Figura heterodoxa e insólita de las letras italianas, de la literatura en general, medio monja, medio hada, «frágil por fuera, férrea por dentro», como la describiese una amiga, de una sensibilidad aguda, turbadora, luminosa, Campo es una escritora incómoda, por única y por «colocar la verdad delante de todo», visionaria, enigmática a fuer de mercurial, en la que se entra o no; como sucede con su querida Simone Weil, con ella no hay término medio, o encanta o desespera. William Carlos Williams, en cuya obra rastrea, se sumerge en uno de los ensayos, se quedó estupefacto, flasheado, se diría hoy, ante su exégesis. En una carta le confiesa: «Usted me ha vuelto de revés como un guante, me ha desnudado enteramente». «Hilandera de lo inexpresable», la llama el bárbaro Guido Ceronetti, arrimándola a Santa Teresa, Catalina de Siena o la Dickinson, «en un espacio espiritual de exilio y canto, sin medida», ni impostura alguna, cabría añadir.

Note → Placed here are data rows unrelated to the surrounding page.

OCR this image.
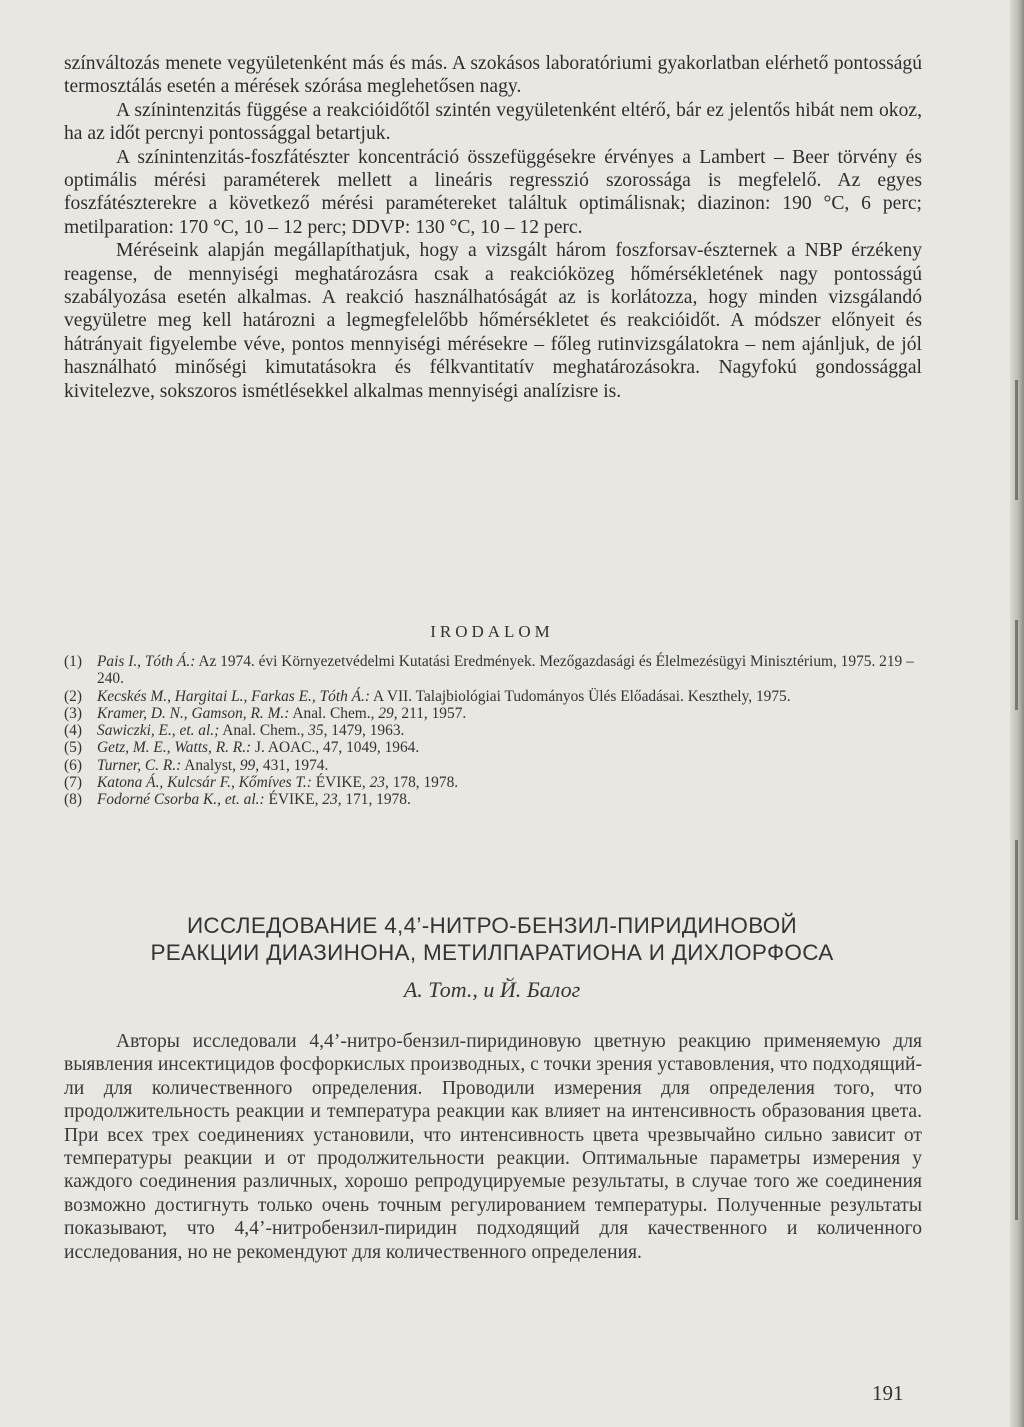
színváltozás menete vegyületenként más és más. A szokásos laboratóriumi gyakorlatban elérhető pontosságú termosztálás esetén a mérések szórása meglehetősen nagy.

A színintenzitás függése a reakcióidőtől szintén vegyületenként eltérő, bár ez jelentős hibát nem okoz, ha az időt percnyi pontossággal betartjuk.

A színintenzitás-foszfátészter koncentráció összefüggésekre érvényes a Lambert – Beer törvény és optimális mérési paraméterek mellett a lineáris regresszió szorossága is megfelelő. Az egyes foszfátészterekre a következő mérési paramétereket találtuk optimálisnak; diazinon: 190 °C, 6 perc; metilparation: 170 °C, 10 – 12 perc; DDVP: 130 °C, 10 – 12 perc.

Méréseink alapján megállapíthatjuk, hogy a vizsgált három foszforsav-észternek a NBP érzékeny reagense, de mennyiségi meghatározásra csak a reakcióközeg hőmérsékletének nagy pontosságú szabályozása esetén alkalmas. A reakció használhatóságát az is korlátozza, hogy minden vizsgálandó vegyületre meg kell határozni a legmegfelelőbb hőmérsékletet és reakcióidőt. A módszer előnyeit és hátrányait figyelembe véve, pontos mennyiségi mérésekre – főleg rutinvizsgálatokra – nem ajánljuk, de jól használható minőségi kimutatásokra és félkvantitatív meghatározásokra. Nagyfokú gondossággal kivitelezve, sokszoros ismétlésekkel alkalmas mennyiségi analízisre is.

IRODALOM
(1) Pais I., Tóth Á.: Az 1974. évi Környezetvédelmi Kutatási Eredmények. Mezőgazdasági és Élelmezésügyi Minisztérium, 1975. 219 – 240.
(2) Kecskés M., Hargitai L., Farkas E., Tóth Á.: A VII. Talajbiológiai Tudományos Ülés Előadásai. Keszthely, 1975.
(3) Kramer, D. N., Gamson, R. M.: Anal. Chem., 29, 211, 1957.
(4) Sawiczki, E., et. al.; Anal. Chem., 35, 1479, 1963.
(5) Getz, M. E., Watts, R. R.: J. AOAC., 47, 1049, 1964.
(6) Turner, C. R.: Analyst, 99, 431, 1974.
(7) Katona Á., Kulcsár F., Kőmíves T.: ÉVIKE, 23, 178, 1978.
(8) Fodorné Csorba K., et. al.: ÉVIKE, 23, 171, 1978.
ИССЛЕДОВАНИЕ 4,4’-НИТРО-БЕНЗИЛ-ПИРИДИНОВОЙ
РЕАКЦИИ ДИАЗИНОНА, МЕТИЛПАРАТИОНА И ДИХЛОРФОСА
А. Тот., и Й. Балог

Авторы исследовали 4,4’-нитро-бензил-пиридиновую цветную реакцию применяемую для выявления инсектицидов фосфоркислых производных, с точки зрения уставовления, что подходящий-ли для количественного определения. Проводили измерения для определения того, что продолжительность реакции и температура реакции как влияет на интенсивность образования цвета. При всех трех соединениях установили, что интенсивность цвета чрезвычайно сильно зависит от температуры реакции и от продолжительности реакции. Оптимальные параметры измерения у каждого соединения различных, хорошо репродуцируемые результаты, в случае того же соединения возможно достигнуть только очень точным регулированием температуры. Полученные результаты показывают, что 4,4’-нитробензил-пиридин подходящий для качественного и количенного исследования, но не рекомендуют для количественного определения.

191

'Los imperdonables', en edición de lujo total, tanto por su factura como por contar con magistrales presentación y epílogo de Ceronetti y prólogo de Victoria Cirlot, más pertinente nota biográfica de Margherita Pieracci Harwell, es una recopilación, póstuma como gran parte de su obra, que apenas tuvo un puñado de lectores en vida, de escritos que no me atrevería a denominar ensayos. Campo dialoga, media, con multitud de autores en busca de respuestas, a cuerpo gentil, como siempre se mostró la escritora, en palabras suyas, mediante «un solo discurso en diversos tiempos, como una serie de piezas musicales en las que siempre vuelven los mismos temas y también las mismas palabras». Con un estilo al que bien podrían aplicarse los tres adjetivos con que define la escritura de Marianne Moore, otra que tal, «meticulosa, especiosa, inflexible», va trazando al tiempo, de forma elíptica, el tapiz de su pensamiento, de su vida. Los textos, con algo de ordalías, de erudición imaginativa, digamos inspirada, intuitiva, han sido calificados como «órficos», yo añadiría desfloradores, litúrgicos. Su singular prosa, radicalmente libre e inclasificable, me causa una gozosa y feliz extrañeza.

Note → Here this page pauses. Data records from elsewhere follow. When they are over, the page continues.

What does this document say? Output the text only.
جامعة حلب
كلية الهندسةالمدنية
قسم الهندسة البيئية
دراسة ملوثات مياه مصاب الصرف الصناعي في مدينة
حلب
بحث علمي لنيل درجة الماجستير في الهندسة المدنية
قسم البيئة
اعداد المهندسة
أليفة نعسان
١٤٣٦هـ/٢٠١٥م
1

Respecto a los interrogantes que como mencionábamos se desprenden de la obra de Lispector, concluye Tolentino que «hay un momento en que comprendemos que las preguntas nos acercan más al sentido, a la apertura del sentido, que las respuestas. Las respuestas son útiles, sí, las necesitamos para seguir viviendo, pero la vida transforma esas respuestas en preguntas». Quien se pregunta, a mi juicio, aunque no la tenga, aunque sepa incluso que nunca podrá alcanzarla, está ya en la respuesta. Justamente por eso resulta tan importante frecuentar libros que nos interpelen desde lo crucial.